Despite improvements in diagnosis, relapses and late complications remain a concern in GCA. EULAR does not recommend the routine use of imaging in patients in clinical and biochemical remission. However, it may be useful in cases of suspected relapse or when acute-phase reactants are unreliable (e.g., in patients receiving tocilizumab).⁵ Imaging can also be useful for long-term monitoring of structural damage, although the frequency of screening is not well defined.⁵ Nevertheless, it is very important to stratify the risk of relapse to guide treatment strategies. Imaging may help define disease phenotypes and quantify the extent of arterial wall abnormalities, and it is possible that, in the future, it may assist in patient risk stratification.

In recent years, growing evidence has highlighted the role of imaging in both monitoring disease activity and supporting risk stratification in GCA.^9–12 In this narrative literature review, we examine current evidence on the use of imaging for disease monitoring and its potential contribution to outcome prediction, particularly regarding relapse and vascular complications, while discussing its evolving role in informing therapeutic decisions.

Methods

This study was conducted as a narrative review aimed at providing a comprehensive overview of current evidence on the use of imaging for disease monitoring and outcome prediction. A literature search was performed in PubMed, Scopus, and Web of Science using combinations of the following keywords: “[giant cell arteritis],” “[imaging]” “[ultrasound],” “[magnetic resonance imaging],” “[positron emission tomography],” “[monitoring],” and “[prognosis].” The search covered the period from 1995 to 2025 and included only articles published in English. Relevant data were synthesized thematically, focusing on the role of imaging in monitoring disease activity and risk stratification of relapse and ischemic complications in GCA.

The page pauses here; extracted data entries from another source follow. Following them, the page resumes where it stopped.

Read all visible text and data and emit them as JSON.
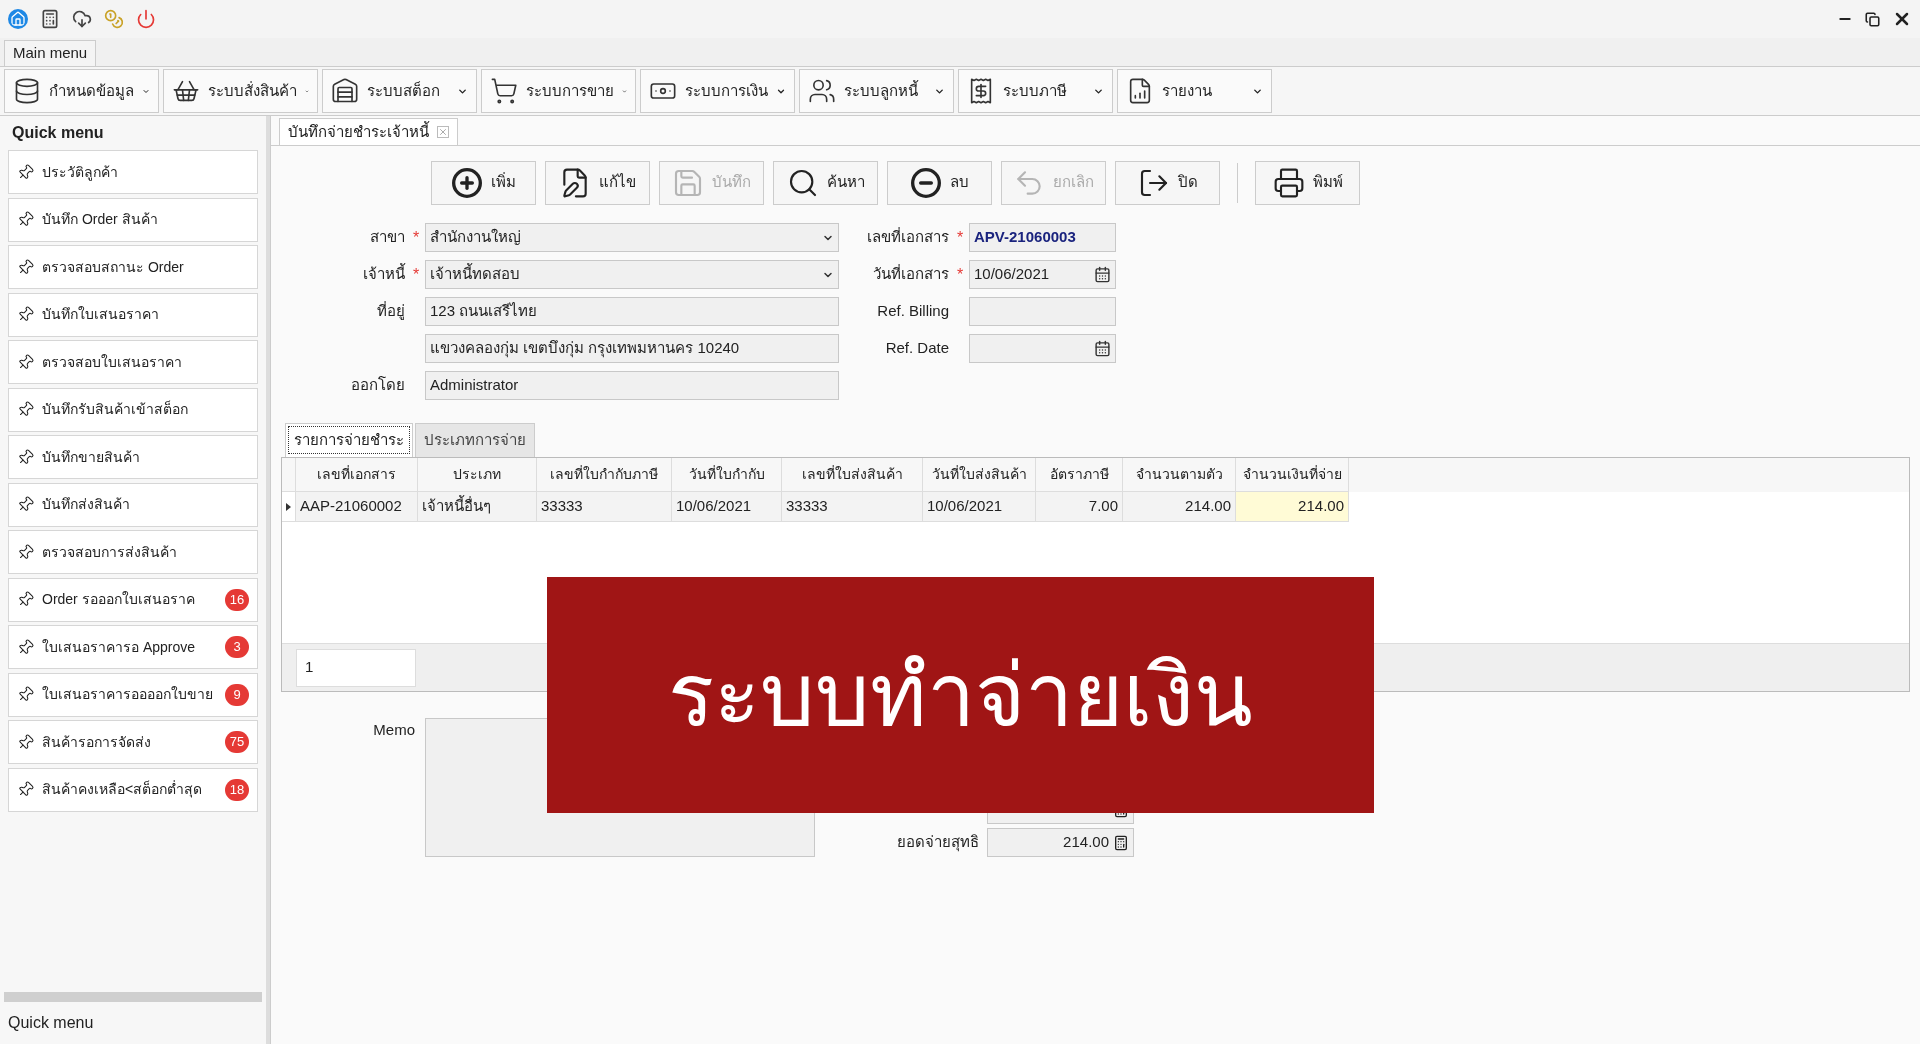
{
  "main_menu_tab": "Main menu",
  "menu_buttons": [
    {
      "label": "กำหนดข้อมูล"
    },
    {
      "label": "ระบบสั่งสินค้า"
    },
    {
      "label": "ระบบสต็อก"
    },
    {
      "label": "ระบบการขาย"
    },
    {
      "label": "ระบบการเงิน"
    },
    {
      "label": "ระบบลูกหนี้"
    },
    {
      "label": "ระบบภาษี"
    },
    {
      "label": "รายงาน"
    }
  ],
  "sidebar": {
    "title": "Quick menu",
    "items": [
      {
        "label": "ประวัติลูกค้า"
      },
      {
        "label": "บันทึก Order สินค้า"
      },
      {
        "label": "ตรวจสอบสถานะ Order"
      },
      {
        "label": "บันทึกใบเสนอราคา"
      },
      {
        "label": "ตรวจสอบใบเสนอราคา"
      },
      {
        "label": "บันทึกรับสินค้าเข้าสต็อก"
      },
      {
        "label": "บันทึกขายสินค้า"
      },
      {
        "label": "บันทึกส่งสินค้า"
      },
      {
        "label": "ตรวจสอบการส่งสินค้า"
      },
      {
        "label": "Order รอออกใบเสนอราค",
        "badge": "16"
      },
      {
        "label": "ใบเสนอราคารอ Approve",
        "badge": "3"
      },
      {
        "label": "ใบเสนอราคารออออกใบขาย",
        "badge": "9"
      },
      {
        "label": "สินค้ารอการจัดส่ง",
        "badge": "75"
      },
      {
        "label": "สินค้าคงเหลือ<สต็อกต่ำสุด",
        "badge": "18"
      }
    ],
    "footer": "Quick menu"
  },
  "document_tabs": [
    {
      "label": "บันทึกจ่ายชำระเจ้าหนี้",
      "selected": true
    }
  ],
  "actions": [
    {
      "label": "เพิ่ม",
      "disabled": false
    },
    {
      "label": "แก้ไข",
      "disabled": false
    },
    {
      "label": "บันทึก",
      "disabled": true
    },
    {
      "label": "ค้นหา",
      "disabled": false
    },
    {
      "label": "ลบ",
      "disabled": false
    },
    {
      "label": "ยกเลิก",
      "disabled": true
    },
    {
      "label": "ปิด",
      "disabled": false
    },
    {
      "label": "พิมพ์",
      "disabled": false
    }
  ],
  "form_left": [
    {
      "label": "สาขา",
      "required_mark": "*",
      "kind": "dropdown",
      "value": "สำนักงานใหญ่"
    },
    {
      "label": "เจ้าหนี้",
      "required_mark": "*",
      "kind": "dropdown",
      "value": "เจ้าหนี้ทดสอบ"
    },
    {
      "label": "ที่อยู่",
      "kind": "text",
      "value": "123 ถนนเสรีไทย"
    },
    {
      "kind": "text",
      "value": "แขวงคลองกุ่ม เขตบึงกุ่ม กรุงเทพมหานคร 10240"
    },
    {
      "label": "ออกโดย",
      "kind": "text",
      "value": "Administrator"
    }
  ],
  "form_right": [
    {
      "label": "เลขที่เอกสาร",
      "required_mark": "*",
      "kind": "text",
      "value": "APV-21060003",
      "emphasis": true
    },
    {
      "label": "วันที่เอกสาร",
      "required_mark": "*",
      "kind": "date",
      "value": "10/06/2021"
    },
    {
      "label": "Ref. Billing",
      "kind": "text"
    },
    {
      "label": "Ref. Date",
      "kind": "date"
    }
  ],
  "detail_tabs": [
    {
      "label": "รายการจ่ายชำระ",
      "selected": true
    },
    {
      "label": "ประเภทการจ่าย",
      "selected": false
    }
  ],
  "grid": {
    "columns": [
      "เลขที่เอกสาร",
      "ประเภท",
      "เลขที่ใบกำกับภาษี",
      "วันที่ใบกำกับ",
      "เลขที่ใบส่งสินค้า",
      "วันที่ใบส่งสินค้า",
      "อัตราภาษี",
      "จำนวนตามตัว",
      "จำนวนเงินที่จ่าย"
    ],
    "rows": [
      {
        "selected": true,
        "cells": [
          {
            "text": "AAP-21060002",
            "focused": false
          },
          {
            "text": "เจ้าหนี้อื่นๆ",
            "focused": false
          },
          {
            "text": "33333",
            "focused": false
          },
          {
            "text": "10/06/2021",
            "focused": false
          },
          {
            "text": "33333",
            "focused": false
          },
          {
            "text": "10/06/2021",
            "focused": false
          },
          {
            "text": "7.00",
            "focused": false
          },
          {
            "text": "214.00",
            "focused": false
          },
          {
            "text": "214.00",
            "focused": true
          }
        ]
      }
    ],
    "footer_value": "1"
  },
  "memo": {
    "label": "Memo"
  },
  "net_total": {
    "label": "ยอดจ่ายสุทธิ",
    "value": "214.00"
  },
  "banner": "ระบบทำจ่ายเงิน"
}
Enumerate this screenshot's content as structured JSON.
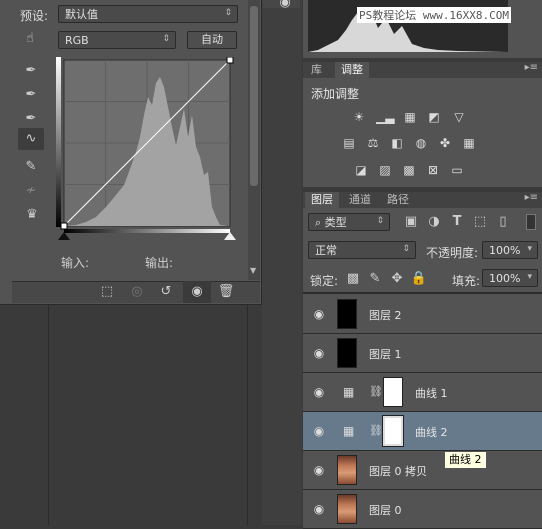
{
  "properties": {
    "preset_label": "预设:",
    "preset_value": "默认值",
    "channel_value": "RGB",
    "auto_button": "自动",
    "input_label": "输入:",
    "output_label": "输出:"
  },
  "histogram": {
    "watermark": "PS教程论坛 www.16XX8.COM"
  },
  "adjust_panel": {
    "tabs": [
      "库",
      "调整"
    ],
    "title": "添加调整"
  },
  "layers_panel": {
    "tabs": [
      "图层",
      "通道",
      "路径"
    ],
    "filter_kind": "类型",
    "blend_mode": "正常",
    "opacity_label": "不透明度:",
    "opacity_value": "100%",
    "lock_label": "锁定:",
    "fill_label": "填充:",
    "fill_value": "100%",
    "layers": [
      {
        "name": "图层 2",
        "type": "black"
      },
      {
        "name": "图层 1",
        "type": "black"
      },
      {
        "name": "曲线 1",
        "type": "curves"
      },
      {
        "name": "曲线 2",
        "type": "curves",
        "selected": true
      },
      {
        "name": "图层 0 拷贝",
        "type": "photo"
      },
      {
        "name": "图层 0",
        "type": "photo"
      }
    ],
    "tooltip": "曲线 2"
  },
  "colors": {
    "panel_bg": "#535353",
    "selected_row": "#667a8c",
    "graph_bg": "#6e6e6e"
  }
}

Current monitoring strategies in GCA

The treatment target in GCA is remission, defined as the absence of clinical symptoms and signs as well as systemic inflammation.¹³ Disease activity should be monitored regularly, as frequently as every 1–4 weeks until remission has been achieved, and at longer monitoring intervals (e.g., between 3 and 6 months) in patients who are in stable remission on therapy.¹³ Although tocilizumab has been shown to reduce the frequency of relapses,² less than a quarter of patients in the GIACTA extension study achieved drug-free remission at 2 years.¹⁴ Although rare (0%–6%), ischemic complications such as blindness or stroke can still occur during relapses.⁴ Additionally, aortic aneurysms and arterial dissection occur more frequently in areas with active inflammation and in patients with a higher number of relapses.^15,16 Current monitoring of GCA is based on clinical assessment and evaluation of inflammatory markers such as C-reactive protein (CRP) and erythrocyte sedimentation rate (ESR). However, inflammatory markers have limited value when evaluating patients undergoing treatment with tocilizumab. To date, there are no reliable tools for monitoring disease activity in GCA.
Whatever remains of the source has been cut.